SELECT might fail when run with INSERT on a Datalake table
The SELECT statement might fail with [SQLCODE=-5105] [SQLSTATE=58040] when there is concurrent insert into the same Datalake table.
Symptoms
You might see the following
error:
DB21034E The command was processed as an SQL statement because it was not a
valid Command Line Processor command.

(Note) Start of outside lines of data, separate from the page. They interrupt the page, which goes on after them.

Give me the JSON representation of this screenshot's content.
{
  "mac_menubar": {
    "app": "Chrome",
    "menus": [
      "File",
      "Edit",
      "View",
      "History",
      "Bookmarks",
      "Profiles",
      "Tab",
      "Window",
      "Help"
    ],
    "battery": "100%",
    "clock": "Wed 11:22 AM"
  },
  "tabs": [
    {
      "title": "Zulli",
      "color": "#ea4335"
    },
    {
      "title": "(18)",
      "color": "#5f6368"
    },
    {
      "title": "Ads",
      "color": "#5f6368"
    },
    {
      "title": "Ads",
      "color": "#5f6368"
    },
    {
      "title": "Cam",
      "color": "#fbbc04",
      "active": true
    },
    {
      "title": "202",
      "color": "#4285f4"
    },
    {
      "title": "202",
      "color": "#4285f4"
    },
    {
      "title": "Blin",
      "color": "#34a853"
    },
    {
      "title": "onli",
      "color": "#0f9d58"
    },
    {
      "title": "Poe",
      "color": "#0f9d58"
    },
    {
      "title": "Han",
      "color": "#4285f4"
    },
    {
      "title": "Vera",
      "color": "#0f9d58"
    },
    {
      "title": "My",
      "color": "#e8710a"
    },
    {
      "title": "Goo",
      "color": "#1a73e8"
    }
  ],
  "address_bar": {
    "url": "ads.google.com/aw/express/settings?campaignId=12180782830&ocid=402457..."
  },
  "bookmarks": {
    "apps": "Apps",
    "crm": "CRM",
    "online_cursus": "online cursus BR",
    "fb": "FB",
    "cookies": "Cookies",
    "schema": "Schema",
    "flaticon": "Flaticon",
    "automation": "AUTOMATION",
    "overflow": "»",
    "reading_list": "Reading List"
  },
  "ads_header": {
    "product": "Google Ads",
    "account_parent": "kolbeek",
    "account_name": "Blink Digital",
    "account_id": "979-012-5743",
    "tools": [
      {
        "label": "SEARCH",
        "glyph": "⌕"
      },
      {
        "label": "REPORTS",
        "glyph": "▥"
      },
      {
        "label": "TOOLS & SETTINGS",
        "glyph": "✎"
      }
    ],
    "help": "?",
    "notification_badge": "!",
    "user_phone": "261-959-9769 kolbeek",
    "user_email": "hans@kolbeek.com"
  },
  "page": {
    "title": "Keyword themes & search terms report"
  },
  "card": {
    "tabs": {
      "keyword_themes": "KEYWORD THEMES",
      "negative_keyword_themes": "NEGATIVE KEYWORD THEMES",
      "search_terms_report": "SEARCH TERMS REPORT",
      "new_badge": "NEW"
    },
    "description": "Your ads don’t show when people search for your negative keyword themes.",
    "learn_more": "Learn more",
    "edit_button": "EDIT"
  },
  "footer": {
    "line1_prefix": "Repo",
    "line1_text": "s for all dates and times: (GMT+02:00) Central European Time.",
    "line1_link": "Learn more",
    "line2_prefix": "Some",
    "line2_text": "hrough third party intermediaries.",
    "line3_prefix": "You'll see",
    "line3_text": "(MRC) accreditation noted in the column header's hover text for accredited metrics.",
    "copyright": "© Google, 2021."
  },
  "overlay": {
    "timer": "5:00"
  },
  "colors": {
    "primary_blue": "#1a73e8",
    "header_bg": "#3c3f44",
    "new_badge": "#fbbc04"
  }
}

During SQL processing it returned:
SQL5105N The statement failed because a Big SQL component encountered an error.
Component receiving the error: "BigSQL IO". Component returning the error: "UNKNOWN".
Log entry identifier: "[BSL-2-72a8b078d]". Reason: "No such file or directory: s3a".
SQLSTATE=58040You might see the following type of error in the bigsql.log on the
host:
2023-03-28T23:26:07,304 ERROR com.ibm.biginsights.bigsql.dfsrw.reader.DfsBaseReader [Master-2-S:22.1001.1.0.0.1534] : [BSL-2-72a8b07c8] Exception raised by Reader at node: 2 Scan ID: S:22.1001.1.0.0.1534 Table: entrepot.mix_olap18 Spark: false VORC: false VPQ: true VAVRO: false VTEXT: false VRCFILE: false VANALYZE: false ICEBERG: false
Exception Label: UNMAPPED(java.io.FileNotFoundException: No such file or directory: s3a://qabucket4/rlthomas/March28/odf/greentea/28032023/ENTREPOT/MIX_OLAP18/_TEMP_1680044525412_793414083_20230328112554334/i_1680044525412_793414083_20230328112554334_2.0)Causes
When a table is in the middle of processing an INSERT statement and a SELECT statement is run on the same table, the scan might pick up the temp file as a file to read, but it later disappears when the commit for write is finalized.
Resolving the problem
Run the INSERT statement and populate the Datalake or Iceberg tables with data first. Then, run the SELECT statement workloads on the tables. This prevents concurrent running of INSERT and SELECT statements on the same table.